Local refineries still in need of capital investment to meet clean fuels requirements

8th July 2024 By: Schalk Burger - Creamer Media Senior Deputy Editor

Local refineries still in need of capital investment to meet clean fuels requirements

SAPIA head of strategy Kevin Baart

Industry organisation the South African Petroleum Industry Association (Sapia) has reiterated the need for capital investment in local refineries to ensure they can meet the second clean fuels programme in 2027.

During a July 8 media roundtable hosted by Sapia, head of strategy Kevin Baart noted that the required capital investment could not be funded with the current price structure, which was why some refinery owners had chosen to shut down or pause operations.

During the event, which provided an overview of South Africa's fuels industry over the past 20 years, Baart pointed out that there had been an average improvement of 1% to 2% a year in the efficiency of petrol vehicle engines, leading to the reduction in demand for petrol despite an increase in the number of internal combustion engine (ICE) cars in the country.

He noted that there was some concern that the closure and mothballing of local refineries would affect security of supply, but assured attendees at the event that “these risks have consistently been well managed by the fuels industry over the past 18 years".

"The free on board prices will not be affected by the shutdown or pausing of operations.
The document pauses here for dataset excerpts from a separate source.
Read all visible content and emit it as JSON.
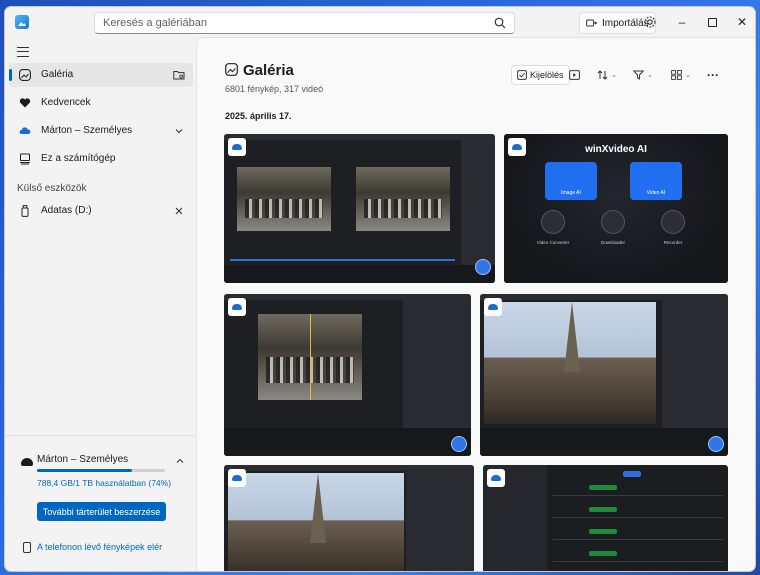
{
  "window": {
    "search_placeholder": "Keresés a galériában",
    "import_label": "Importálás"
  },
  "sidebar": {
    "items": [
      {
        "label": "Galéria",
        "icon": "gallery-icon"
      },
      {
        "label": "Kedvencek",
        "icon": "heart-icon"
      },
      {
        "label": "Márton – Személyes",
        "icon": "cloud-icon"
      },
      {
        "label": "Ez a számítógép",
        "icon": "computer-icon"
      }
    ],
    "external_section": "Külső eszközök",
    "external_items": [
      {
        "label": "Adatas (D:)",
        "icon": "usb-drive-icon"
      }
    ]
  },
  "storage": {
    "account": "Márton – Személyes",
    "usage_text": "788,4 GB/1 TB használatban (74%)",
    "usage_fraction": 0.74,
    "buy_label": "További tárterület beszerzése",
    "phone_link": "A telefonon lévő fényképek elér"
  },
  "main": {
    "title": "Galéria",
    "subtitle": "6801 fénykép, 317 videó",
    "select_label": "Kijelölés",
    "date_header": "2025. április 17."
  },
  "thumbs": {
    "winx_logo": "winXvideo AI",
    "winx_cards": [
      "Image AI",
      "Video AI"
    ],
    "winx_tools": [
      "Video Converter",
      "Downloader",
      "Recorder"
    ]
  },
  "colors": {
    "accent": "#0067c0",
    "cloud_blue": "#1b6bd3"
  }
}
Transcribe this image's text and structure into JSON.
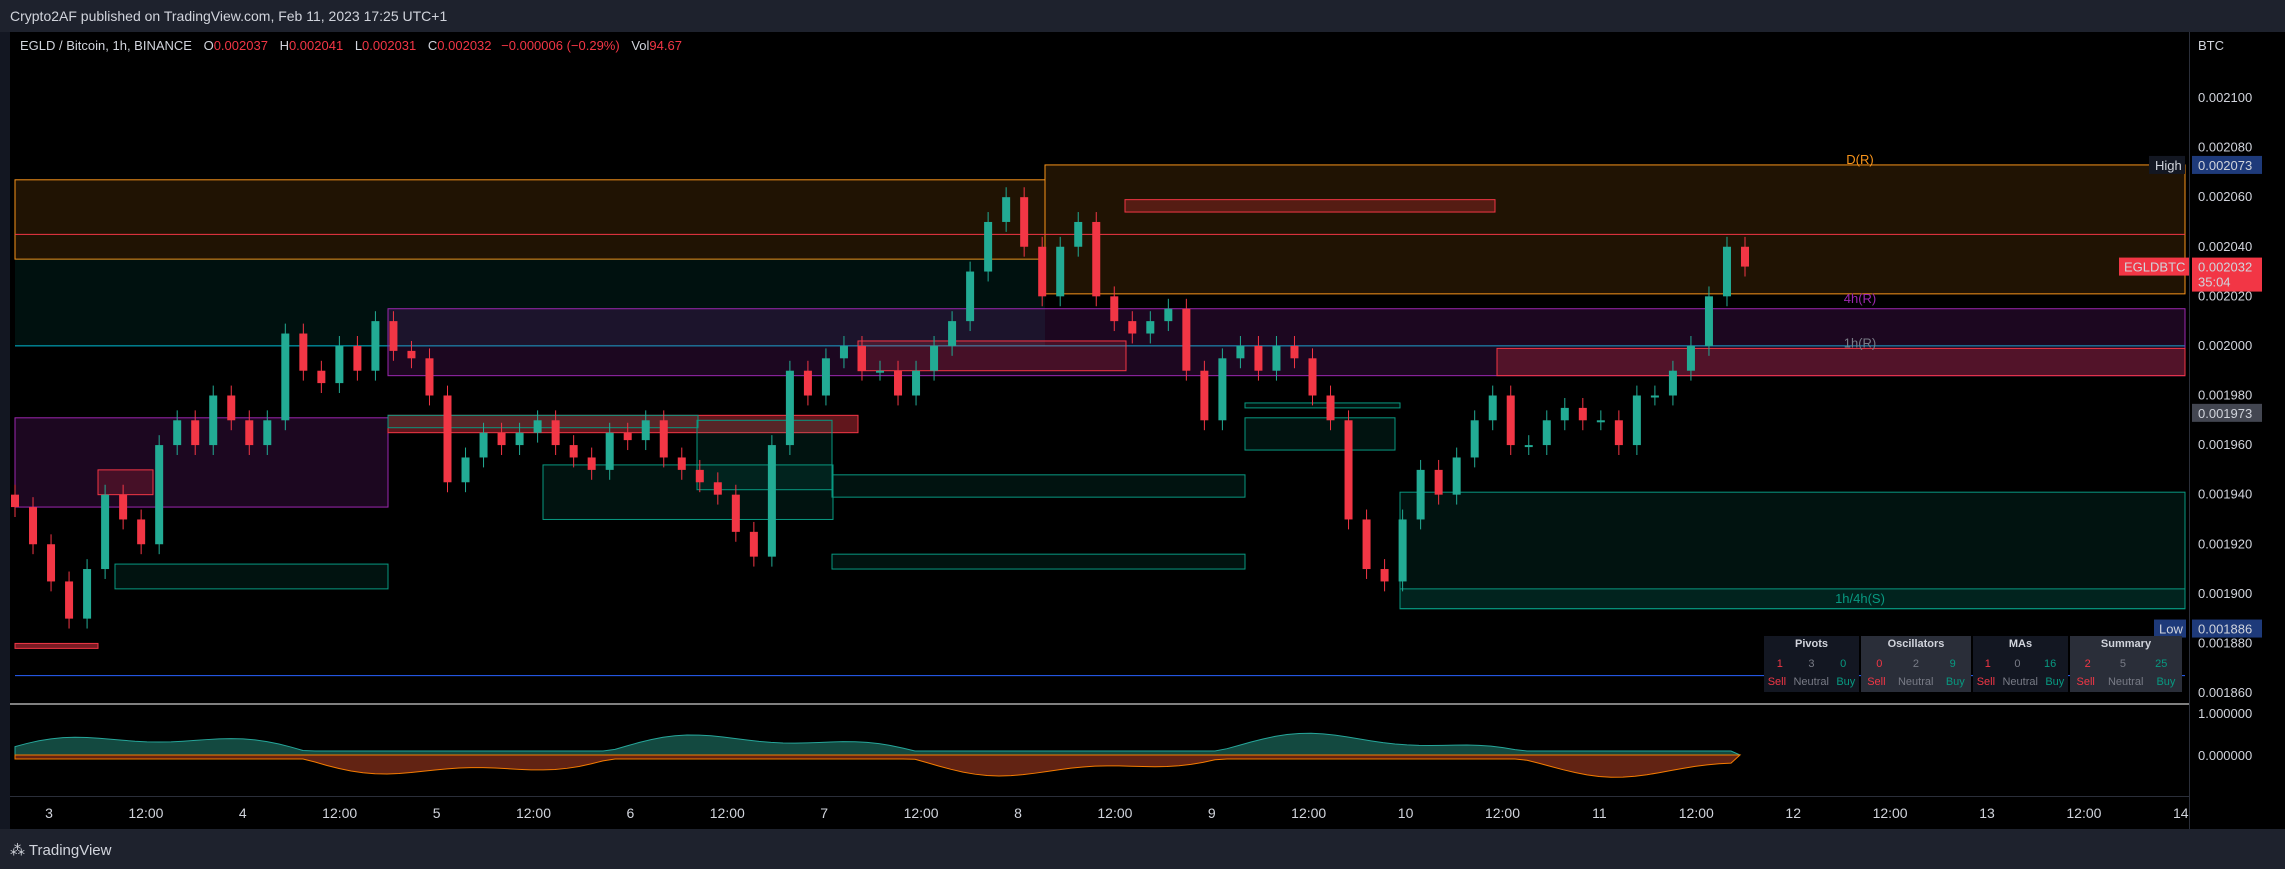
{
  "header": {
    "publisher": "Crypto2AF published on TradingView.com, Feb 11, 2023 17:25 UTC+1"
  },
  "footer": {
    "brand": "TradingView"
  },
  "legend": {
    "symbol": "EGLD / Bitcoin, 1h, BINANCE",
    "o_label": "O",
    "o": "0.002037",
    "h_label": "H",
    "h": "0.002041",
    "l_label": "L",
    "l": "0.002031",
    "c_label": "C",
    "c": "0.002032",
    "chg": "−0.000006 (−0.29%)",
    "vol_label": "Vol",
    "vol": "94.67"
  },
  "axis": {
    "currency": "BTC"
  },
  "markers": {
    "high_label": "High",
    "high_value": "0.002073",
    "low_label": "Low",
    "low_value": "0.001886",
    "last_ticker": "EGLDBTC",
    "last_value": "0.002032",
    "countdown": "35:04",
    "level_value": "0.001973"
  },
  "zones": {
    "d": "D(R)",
    "h4": "4h(R)",
    "h1": "1h(R)",
    "support": "1h/4h(S)"
  },
  "indicator": {
    "upper": "1.000000",
    "lower": "0.000000"
  },
  "ratings": [
    {
      "title": "Pivots",
      "sell": "1",
      "neutral": "3",
      "buy": "0"
    },
    {
      "title": "Oscillators",
      "sell": "0",
      "neutral": "2",
      "buy": "9"
    },
    {
      "title": "MAs",
      "sell": "1",
      "neutral": "0",
      "buy": "16"
    },
    {
      "title": "Summary",
      "sell": "2",
      "neutral": "5",
      "buy": "25"
    }
  ],
  "ratings_labels": {
    "sell": "Sell",
    "neutral": "Neutral",
    "buy": "Buy"
  },
  "colors": {
    "up": "#22ab94",
    "down": "#f23645",
    "resistance": "#f7931a",
    "band": "#9c27b0",
    "support": "#089981"
  },
  "chart_data": {
    "type": "candlestick",
    "price_ticks": [
      "0.002100",
      "0.002080",
      "0.002060",
      "0.002040",
      "0.002020",
      "0.002000",
      "0.001980",
      "0.001960",
      "0.001940",
      "0.001920",
      "0.001900",
      "0.001880",
      "0.001860"
    ],
    "time_ticks": [
      "3",
      "12:00",
      "4",
      "12:00",
      "5",
      "12:00",
      "6",
      "12:00",
      "7",
      "12:00",
      "8",
      "12:00",
      "9",
      "12:00",
      "10",
      "12:00",
      "11",
      "12:00",
      "12",
      "12:00",
      "13",
      "12:00",
      "14"
    ],
    "ylim": [
      0.001848,
      0.002116
    ],
    "closes": [
      0.001935,
      0.00192,
      0.001905,
      0.00189,
      0.00191,
      0.00194,
      0.00193,
      0.00192,
      0.00196,
      0.00197,
      0.00196,
      0.00198,
      0.00197,
      0.00196,
      0.00197,
      0.002005,
      0.00199,
      0.001985,
      0.002,
      0.00199,
      0.00201,
      0.001998,
      0.001995,
      0.00198,
      0.001945,
      0.001955,
      0.001965,
      0.00196,
      0.001965,
      0.00197,
      0.00196,
      0.001955,
      0.00195,
      0.001965,
      0.001962,
      0.00197,
      0.001955,
      0.00195,
      0.001945,
      0.00194,
      0.001925,
      0.001915,
      0.00196,
      0.00199,
      0.00198,
      0.001995,
      0.002,
      0.00199,
      0.00199,
      0.00198,
      0.00199,
      0.002,
      0.00201,
      0.00203,
      0.00205,
      0.00206,
      0.00204,
      0.00202,
      0.00204,
      0.00205,
      0.00202,
      0.00201,
      0.002005,
      0.00201,
      0.002015,
      0.00199,
      0.00197,
      0.001995,
      0.002,
      0.00199,
      0.002,
      0.001995,
      0.00198,
      0.00197,
      0.00193,
      0.00191,
      0.001905,
      0.00193,
      0.00195,
      0.00194,
      0.001955,
      0.00197,
      0.00198,
      0.00196,
      0.00196,
      0.00197,
      0.001975,
      0.00197,
      0.00197,
      0.00196,
      0.00198,
      0.00198,
      0.00199,
      0.002,
      0.00202,
      0.00204,
      0.002032
    ]
  }
}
The basic fuel price is determined mainly by the dollar price (90%), with the balance arising from coastal storage and wharfage costs, among others," he added.

Meanwhile, the introduction of mandatory Clean Fuels 2 specifications – 10 ppm sulphur content for diesel and petrol fuels – from July 2027 would be positive for fuel consumption and tailpipe emissions, he said, explaining that the continuous introduction of new technologies that reduced fuel consumption and related emissions, should ensure that.

Additionally, with cleaner fuels, Euro 6 and 7 tailpipe emissions controls technologies could also be introduced, which would reduce emissions as new vehicles progressively replaced older ones over time, said Baart.

"This also means that the declining trend in petrol consumption seen over the past 18 years will continue. Diesel demand is primarily related to GDP growth, and we expect to see diesel demand grow into the future, albeit not as aggressively as in the past."

Liquid fuels would remain a significant part of the transport energy mix into the foreseeable future, he emphasised.

"Of the 500 000 vehicles sold each year, 99% are ICE vehicles. We will not see significant changes in terms of this until government incentives are in place to move to new-energy, hybrid and electric vehicles," he highlighted.

Economics play a large role, particularly when it comes to the price of electric and other new-energy vehicles. Consumer acceptance is also necessary.

"We [also] call for refiners to be given the same incentives afforded to other energy industry companies that are part of the transition, such as accelerated depreciation, a reduced corporate tax rate, as appropriate, and value-added tax and customs relief.

"This will promote refining in South Africa as the country transitions into the new energy space. This will also provide employment and spinoff industrial benefits," added Baart.

Sapia has further called for a review of the Customs and Excise Act in terms of jet aviation kerosene, stating that it was outdated in terms of market conditions.

Jet fuel does not attract customs duties or levies but does attract value-added tax. The South African Revenue Service has implemented strict rules for jet fuel, including customs and excise rules, as well as requiring special warehouses, and that the fuel is not transported to other facilities, among others.

"The changing refining environment meant that the industry has had to go to extraordinary lengths to keep OR Tambo International Airport supplied to prevent stockouts in the region," he noted.

Sapia also called for illuminating paraffin to be taxed at the same rate as diesel to remove the economic incentive to adulterate diesel with illuminating paraffin.

"The adulteration of diesel is a major problem, especially as demand has increased. Taxing illuminating paraffin at the same rate as diesel will remove the incentives for blending it into diesel.

"Illuminating paraffin is generally used by indigent people, and taxes on paraffin can be refunded via social grants systems to them," he proposed.

Diesel that has been adulterated with Illuminating paraffin can damage engines, but the fact remains that the lack of tax on illuminating paraffin means that there is roughly a R3/ℓ or more incentive for the illegal adulteration of the fuel.